Once you implement the technical scanning solution and ticketing support, the process becomes much more simplified. The primary drive to decide what to scan first should be based on risk. One of the biggest problems with vulnerability management programs is the application owner’s fear that scanning will negatively affect their applications. The information security team can throttle scans, target certain times of the day for lower application traffic, and scan applications prior to implementation in production to catch vulnerabilities sooner and reduce application loads.
Today, most enterprises still rely on people in IT to manually patch operational IT systems, especially e-commerce and other customer-facing systems. Changing the makeup of the IT Ops department may create upheaval among workers who are worried about their jobs, but this isn’t insurmountable if retraining is offered and embraced.
Engineering integration skills to interconnect products like vulnerability scanners and infrastructure management systems are needed for success. The automation created should also provide metrics on the state of the systems under management to ensure that a secure state is truly being achieved.
Finally, new automation technologies will be required to complete a full cycle of vulnerability detection that automatically corrects and verifies that the fixes have been made.

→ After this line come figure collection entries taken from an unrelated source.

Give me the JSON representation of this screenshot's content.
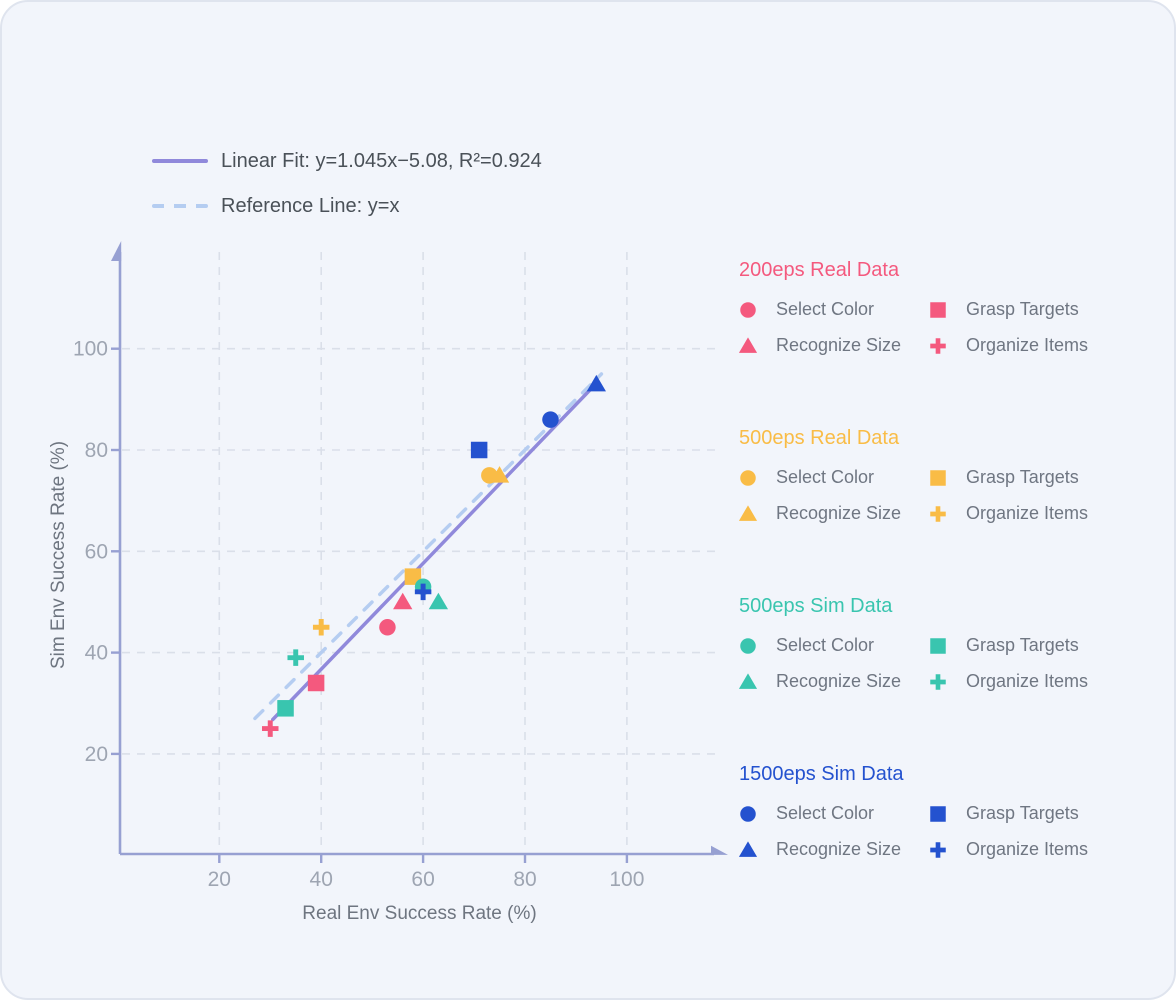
{
  "top_legend": {
    "fit_label": "Linear Fit: y=1.045x−5.08, R²=0.924",
    "reference_label": "Reference Line: y=x"
  },
  "colors": {
    "background": "#F2F5FB",
    "axis": "#97A0D2",
    "grid": "#DADFE9",
    "tick_label": "#9EA5B2",
    "axis_title": "#6E7580",
    "legend_text": "#6F7682",
    "fit_line": "#9089DB",
    "reference_line": "#B5CDF1"
  },
  "chart_data": {
    "type": "scatter",
    "title": "",
    "xlabel": "Real Env Success Rate (%)",
    "ylabel": "Sim Env Success Rate (%)",
    "x_ticks": [
      20,
      40,
      60,
      80,
      100
    ],
    "y_ticks": [
      20,
      40,
      60,
      80,
      100
    ],
    "xlim": [
      0,
      117
    ],
    "ylim": [
      0,
      118
    ],
    "grid": true,
    "legend_position": "right",
    "fit_line": {
      "label": "Linear Fit: y=1.045x−5.08, R²=0.924",
      "slope": 1.045,
      "intercept": -5.08,
      "x_start": 30.5,
      "x_end": 94,
      "color": "#9089DB",
      "style": "solid"
    },
    "reference_line": {
      "label": "Reference Line: y=x",
      "slope": 1,
      "intercept": 0,
      "x_start": 27,
      "x_end": 95,
      "color": "#B5CDF1",
      "style": "dashed"
    },
    "series": [
      {
        "name": "200eps Real Data",
        "color": "#F4597E",
        "points": [
          {
            "label": "Select Color",
            "marker": "circle",
            "x": 53,
            "y": 45
          },
          {
            "label": "Grasp Targets",
            "marker": "square",
            "x": 39,
            "y": 34
          },
          {
            "label": "Recognize Size",
            "marker": "triangle",
            "x": 56,
            "y": 50
          },
          {
            "label": "Organize Items",
            "marker": "plus",
            "x": 30,
            "y": 25
          }
        ]
      },
      {
        "name": "500eps Real Data",
        "color": "#F9BC46",
        "points": [
          {
            "label": "Select Color",
            "marker": "circle",
            "x": 73,
            "y": 75
          },
          {
            "label": "Grasp Targets",
            "marker": "square",
            "x": 58,
            "y": 55
          },
          {
            "label": "Recognize Size",
            "marker": "triangle",
            "x": 75,
            "y": 75
          },
          {
            "label": "Organize Items",
            "marker": "plus",
            "x": 40,
            "y": 45
          }
        ]
      },
      {
        "name": "500eps Sim Data",
        "color": "#39C5AF",
        "points": [
          {
            "label": "Select Color",
            "marker": "circle",
            "x": 60,
            "y": 53
          },
          {
            "label": "Grasp Targets",
            "marker": "square",
            "x": 33,
            "y": 29
          },
          {
            "label": "Recognize Size",
            "marker": "triangle",
            "x": 63,
            "y": 50
          },
          {
            "label": "Organize Items",
            "marker": "plus",
            "x": 35,
            "y": 39
          }
        ]
      },
      {
        "name": "1500eps Sim Data",
        "color": "#2452CF",
        "points": [
          {
            "label": "Select Color",
            "marker": "circle",
            "x": 85,
            "y": 86
          },
          {
            "label": "Grasp Targets",
            "marker": "square",
            "x": 71,
            "y": 80
          },
          {
            "label": "Recognize Size",
            "marker": "triangle",
            "x": 94,
            "y": 93
          },
          {
            "label": "Organize Items",
            "marker": "plus",
            "x": 60,
            "y": 52
          }
        ]
      }
    ]
  }
}
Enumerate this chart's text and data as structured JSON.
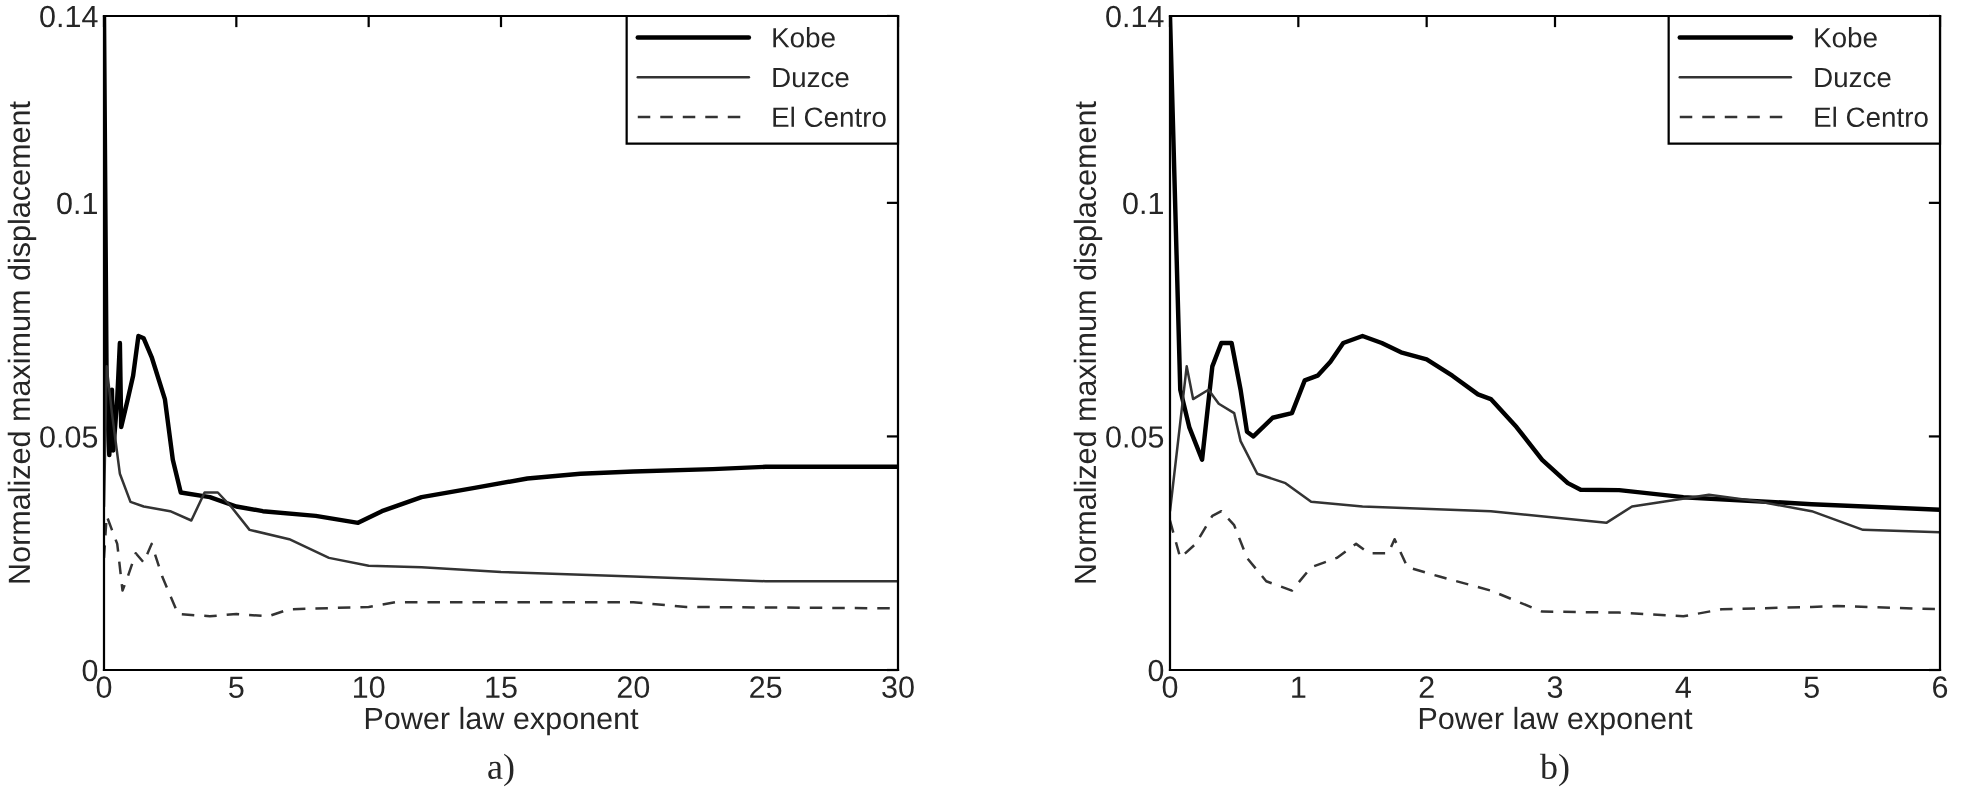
{
  "chart_data": [
    {
      "type": "line",
      "xlabel": "Power law exponent",
      "ylabel": "Normalized maximum displacement",
      "annotations": [
        "a)"
      ],
      "xlim": [
        0,
        30
      ],
      "ylim": [
        0,
        0.14
      ],
      "xticks": [
        0,
        5,
        10,
        15,
        20,
        25,
        30
      ],
      "yticks": [
        0,
        0.05,
        0.1,
        0.14
      ],
      "legend": "top right",
      "grid": false,
      "series": [
        {
          "name": "Kobe",
          "color": "#000000",
          "line_style": "solid",
          "x": [
            0,
            0.1,
            0.2,
            0.3,
            0.35,
            0.5,
            0.6,
            0.65,
            0.9,
            1.1,
            1.3,
            1.5,
            1.8,
            2.3,
            2.6,
            2.9,
            4,
            5,
            6,
            8,
            9.6,
            10.5,
            12,
            14,
            16,
            18,
            20,
            23,
            25,
            30
          ],
          "values": [
            0.14,
            0.06,
            0.046,
            0.06,
            0.047,
            0.058,
            0.07,
            0.052,
            0.058,
            0.063,
            0.0715,
            0.071,
            0.067,
            0.058,
            0.045,
            0.038,
            0.037,
            0.035,
            0.034,
            0.033,
            0.0315,
            0.034,
            0.037,
            0.039,
            0.041,
            0.042,
            0.0425,
            0.043,
            0.0435,
            0.0435
          ]
        },
        {
          "name": "Duzce",
          "color": "#333333",
          "line_style": "solid",
          "x": [
            0,
            0.1,
            0.3,
            0.6,
            1,
            1.5,
            2.5,
            3.3,
            3.8,
            4.3,
            4.8,
            5.5,
            7,
            8.5,
            10,
            12,
            15,
            20,
            25,
            30
          ],
          "values": [
            0.035,
            0.065,
            0.055,
            0.042,
            0.036,
            0.035,
            0.034,
            0.032,
            0.038,
            0.038,
            0.035,
            0.03,
            0.028,
            0.024,
            0.0223,
            0.022,
            0.021,
            0.02,
            0.019,
            0.019
          ]
        },
        {
          "name": "El Centro",
          "color": "#333333",
          "line_style": "dashed",
          "x": [
            0,
            0.1,
            0.3,
            0.5,
            0.7,
            0.9,
            1.2,
            1.5,
            1.8,
            2.2,
            2.8,
            4,
            5,
            6.2,
            7,
            10,
            11,
            15,
            20,
            22,
            30
          ],
          "values": [
            0.024,
            0.033,
            0.03,
            0.027,
            0.017,
            0.02,
            0.025,
            0.023,
            0.027,
            0.02,
            0.012,
            0.0115,
            0.012,
            0.0115,
            0.013,
            0.0135,
            0.0145,
            0.0145,
            0.0145,
            0.0135,
            0.0132
          ]
        }
      ]
    },
    {
      "type": "line",
      "xlabel": "Power law exponent",
      "ylabel": "Normalized maximum displacement",
      "annotations": [
        "b)"
      ],
      "xlim": [
        0,
        6
      ],
      "ylim": [
        0,
        0.14
      ],
      "xticks": [
        0,
        1,
        2,
        3,
        4,
        5,
        6
      ],
      "yticks": [
        0,
        0.05,
        0.1,
        0.14
      ],
      "legend": "top right",
      "grid": false,
      "series": [
        {
          "name": "Kobe",
          "color": "#000000",
          "line_style": "solid",
          "x": [
            0,
            0.08,
            0.15,
            0.25,
            0.33,
            0.4,
            0.48,
            0.55,
            0.6,
            0.65,
            0.8,
            0.95,
            1.05,
            1.15,
            1.25,
            1.35,
            1.5,
            1.65,
            1.8,
            2.0,
            2.2,
            2.4,
            2.5,
            2.7,
            2.9,
            3.1,
            3.2,
            3.5,
            4,
            5,
            6
          ],
          "values": [
            0.14,
            0.06,
            0.052,
            0.045,
            0.065,
            0.07,
            0.07,
            0.06,
            0.051,
            0.05,
            0.054,
            0.055,
            0.062,
            0.063,
            0.066,
            0.07,
            0.0715,
            0.07,
            0.068,
            0.0665,
            0.063,
            0.059,
            0.058,
            0.052,
            0.045,
            0.04,
            0.0386,
            0.0385,
            0.037,
            0.0355,
            0.0343
          ]
        },
        {
          "name": "Duzce",
          "color": "#333333",
          "line_style": "solid",
          "x": [
            0,
            0.08,
            0.13,
            0.18,
            0.3,
            0.38,
            0.5,
            0.55,
            0.68,
            0.9,
            1.1,
            1.5,
            2.5,
            3.4,
            3.6,
            4.2,
            4.6,
            5.0,
            5.4,
            6
          ],
          "values": [
            0.034,
            0.053,
            0.065,
            0.058,
            0.06,
            0.057,
            0.055,
            0.049,
            0.042,
            0.04,
            0.036,
            0.035,
            0.034,
            0.0315,
            0.035,
            0.0375,
            0.036,
            0.034,
            0.03,
            0.0295
          ]
        },
        {
          "name": "El Centro",
          "color": "#333333",
          "line_style": "dashed",
          "x": [
            0,
            0.08,
            0.2,
            0.33,
            0.4,
            0.5,
            0.6,
            0.75,
            0.95,
            1.1,
            1.3,
            1.45,
            1.55,
            1.7,
            1.75,
            1.85,
            2.1,
            2.5,
            2.9,
            3.5,
            4.0,
            4.3,
            5,
            5.2,
            6
          ],
          "values": [
            0.032,
            0.024,
            0.027,
            0.033,
            0.034,
            0.031,
            0.024,
            0.019,
            0.017,
            0.022,
            0.024,
            0.027,
            0.025,
            0.025,
            0.028,
            0.022,
            0.02,
            0.017,
            0.0125,
            0.0123,
            0.0115,
            0.013,
            0.0135,
            0.0137,
            0.013
          ]
        }
      ]
    }
  ]
}
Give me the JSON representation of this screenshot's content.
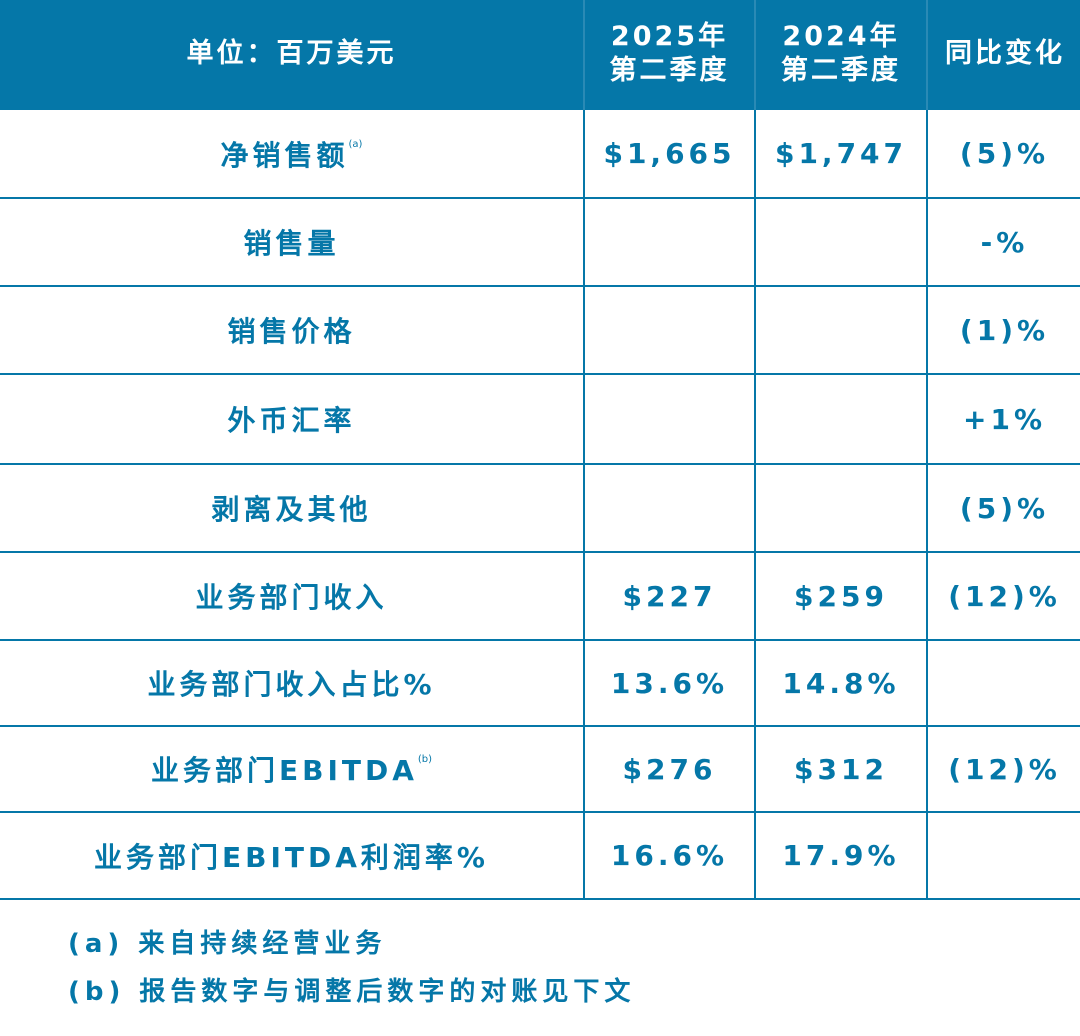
{
  "header": {
    "unit": "单位：百万美元",
    "col1": [
      "2025年",
      "第二季度"
    ],
    "col2": [
      "2024年",
      "第二季度"
    ],
    "col3": "同比变化"
  },
  "rows": [
    {
      "label": "净销售额",
      "note": "(a)",
      "v1": "$1,665",
      "v2": "$1,747",
      "chg": "(5)%"
    },
    {
      "label": "销售量",
      "note": "",
      "v1": "",
      "v2": "",
      "chg": "-%"
    },
    {
      "label": "销售价格",
      "note": "",
      "v1": "",
      "v2": "",
      "chg": "(1)%"
    },
    {
      "label": "外币汇率",
      "note": "",
      "v1": "",
      "v2": "",
      "chg": "+1%"
    },
    {
      "label": "剥离及其他",
      "note": "",
      "v1": "",
      "v2": "",
      "chg": "(5)%"
    },
    {
      "label": "业务部门收入",
      "note": "",
      "v1": "$227",
      "v2": "$259",
      "chg": "(12)%"
    },
    {
      "label": "业务部门收入占比%",
      "note": "",
      "v1": "13.6%",
      "v2": "14.8%",
      "chg": ""
    },
    {
      "label": "业务部门EBITDA",
      "note": "(b)",
      "v1": "$276",
      "v2": "$312",
      "chg": "(12)%"
    },
    {
      "label": "业务部门EBITDA利润率%",
      "note": "",
      "v1": "16.6%",
      "v2": "17.9%",
      "chg": ""
    }
  ],
  "footnotes": [
    "(a) 来自持续经营业务",
    "(b) 报告数字与调整后数字的对账见下文"
  ]
}
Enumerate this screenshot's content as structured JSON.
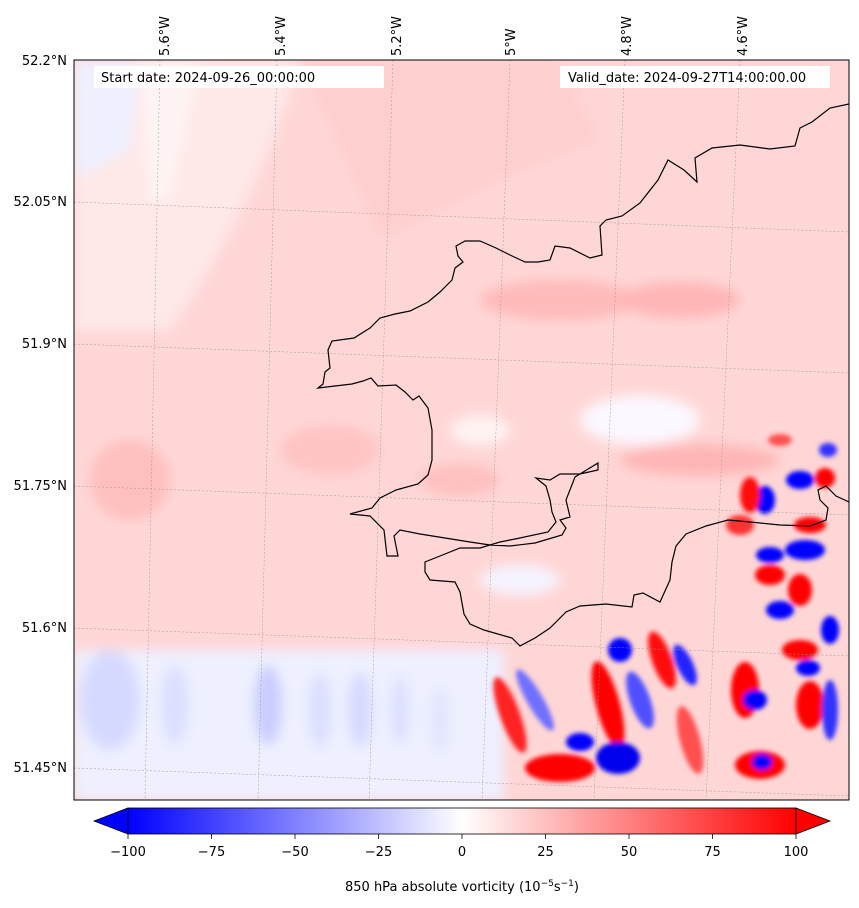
{
  "header": {
    "start_date": "Start date: 2024-09-26_00:00:00",
    "valid_date": "Valid_date: 2024-09-27T14:00:00.00"
  },
  "map": {
    "lon_labels": [
      "5.6°W",
      "5.4°W",
      "5.2°W",
      "5°W",
      "4.8°W",
      "4.6°W"
    ],
    "lat_labels": [
      "52.2°N",
      "52.05°N",
      "51.9°N",
      "51.75°N",
      "51.6°N",
      "51.45°N"
    ],
    "background_color": "#ffd0d0",
    "coastline_color": "#000000"
  },
  "colorbar": {
    "label_prefix": "850 hPa absolute vorticity (10",
    "label_exp1": "−5",
    "label_mid": "s",
    "label_exp2": "−1",
    "label_suffix": ")",
    "ticks": [
      "−100",
      "−75",
      "−50",
      "−25",
      "0",
      "25",
      "50",
      "75",
      "100"
    ],
    "min_color": "#0000ff",
    "mid_color": "#ffffff",
    "max_color": "#ff0000"
  }
}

Orchestration tools like Puppet and Chef should be integrated with the APIs built into vulnerability scanners and infrastructure management and patching systems to make this vision a reality. It will be challenging for enterprises to accept this level of automation and “trust the machine,” but it’s a far better option than today’s automated intrusion prevention technologies, which can result in false positives that block legitimate traffic and possibly interfere with revenue-generating business systems.